La vidriera del restaurante

La mesa junto a la vidriera está ocupada. Me siento al lado, pegada a la barra. Dejo la libretita roja a la vista. Bolígrafo en mano.
Espero y doy golpecitos con el boli en la tapa, como el mago a la galera para que salga un conejo.
A la mesa que no ocupo, una señora de más de sesenta. Ya terminó de comer.
Lee y corrige tinta negra en A4. Un subidón de curiosidad me hace entrar en calor.
Miro la libreta y me pregunto si algún día me voy a tomar en serio esto de escribir y pienso que un curso de magia o ilusionismo no me vendría mal.
Tiene el aspecto justo para su edad.

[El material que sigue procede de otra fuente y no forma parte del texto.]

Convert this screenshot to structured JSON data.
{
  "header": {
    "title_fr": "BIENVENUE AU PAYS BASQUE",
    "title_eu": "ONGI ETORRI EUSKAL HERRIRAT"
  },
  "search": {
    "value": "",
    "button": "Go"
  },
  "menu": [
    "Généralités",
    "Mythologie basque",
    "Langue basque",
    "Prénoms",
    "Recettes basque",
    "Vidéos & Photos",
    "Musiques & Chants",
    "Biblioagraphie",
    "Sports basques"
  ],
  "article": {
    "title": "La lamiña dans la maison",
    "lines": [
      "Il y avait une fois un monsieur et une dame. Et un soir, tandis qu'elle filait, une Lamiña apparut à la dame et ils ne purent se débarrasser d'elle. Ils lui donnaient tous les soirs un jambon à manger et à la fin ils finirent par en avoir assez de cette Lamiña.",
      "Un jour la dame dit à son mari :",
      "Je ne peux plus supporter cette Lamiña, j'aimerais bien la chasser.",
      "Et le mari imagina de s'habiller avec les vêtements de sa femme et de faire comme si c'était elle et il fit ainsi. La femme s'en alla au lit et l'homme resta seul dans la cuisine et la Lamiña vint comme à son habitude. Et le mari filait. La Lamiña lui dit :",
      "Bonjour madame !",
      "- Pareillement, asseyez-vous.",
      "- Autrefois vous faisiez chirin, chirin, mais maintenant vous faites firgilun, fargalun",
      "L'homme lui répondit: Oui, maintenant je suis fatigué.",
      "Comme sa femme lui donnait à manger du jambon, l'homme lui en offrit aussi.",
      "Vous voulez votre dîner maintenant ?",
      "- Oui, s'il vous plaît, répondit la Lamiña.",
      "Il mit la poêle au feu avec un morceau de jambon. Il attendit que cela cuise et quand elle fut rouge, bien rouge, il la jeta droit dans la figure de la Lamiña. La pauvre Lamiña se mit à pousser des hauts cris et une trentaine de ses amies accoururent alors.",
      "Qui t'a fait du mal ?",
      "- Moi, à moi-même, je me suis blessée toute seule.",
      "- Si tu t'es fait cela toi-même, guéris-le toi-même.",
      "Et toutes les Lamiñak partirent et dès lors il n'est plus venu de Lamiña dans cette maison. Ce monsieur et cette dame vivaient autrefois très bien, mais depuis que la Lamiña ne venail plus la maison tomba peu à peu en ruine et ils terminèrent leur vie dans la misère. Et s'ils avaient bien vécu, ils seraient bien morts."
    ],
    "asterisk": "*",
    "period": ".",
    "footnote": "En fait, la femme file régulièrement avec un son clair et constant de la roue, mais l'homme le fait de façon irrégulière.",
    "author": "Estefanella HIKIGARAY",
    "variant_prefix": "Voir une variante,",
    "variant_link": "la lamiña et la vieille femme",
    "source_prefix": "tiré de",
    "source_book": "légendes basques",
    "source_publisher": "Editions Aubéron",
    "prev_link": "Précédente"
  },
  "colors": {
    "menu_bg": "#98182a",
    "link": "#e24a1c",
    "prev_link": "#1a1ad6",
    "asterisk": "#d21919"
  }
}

Aunque podría quitarse unos años si quisiera; (seguro que ese tipo de compensaciones son para otros). Entonces fantaseará al ponerse su crema anti-age todas las mañanas después del baño.
Corrige manuscritos. Corrige el suyo. O es una profesora que se quedó con ganas de publicar algo y corrige obligada lo mismo de siempre; pero entonces esa mirada que transporta la sonrisa no viene al caso.
Como no me atienden y no me convence la mesa, guardo la libreta (en su estado puro) y el boli que se van al fondo del bolso, su lugar habitual. Y pienso que para hacer magia o bien hay que ser Dios o, como H. Potter, ir a la escuela a estudiar.
Vuelvo a mirar a la señora que no se da cuenta de nada y suspiro porque falta mucho para usar esas pieles. Y sin embargo se me anuda el estómago.
Abro la puerta de vidrio y lo primero que siento es el olor del verano. Hoy es uno de esos días lleno de matices. Miro la hora. Una vez más, el tiempo vuela.
Cuando paso por la vidriera, busco a la mujer que había captado mi atención.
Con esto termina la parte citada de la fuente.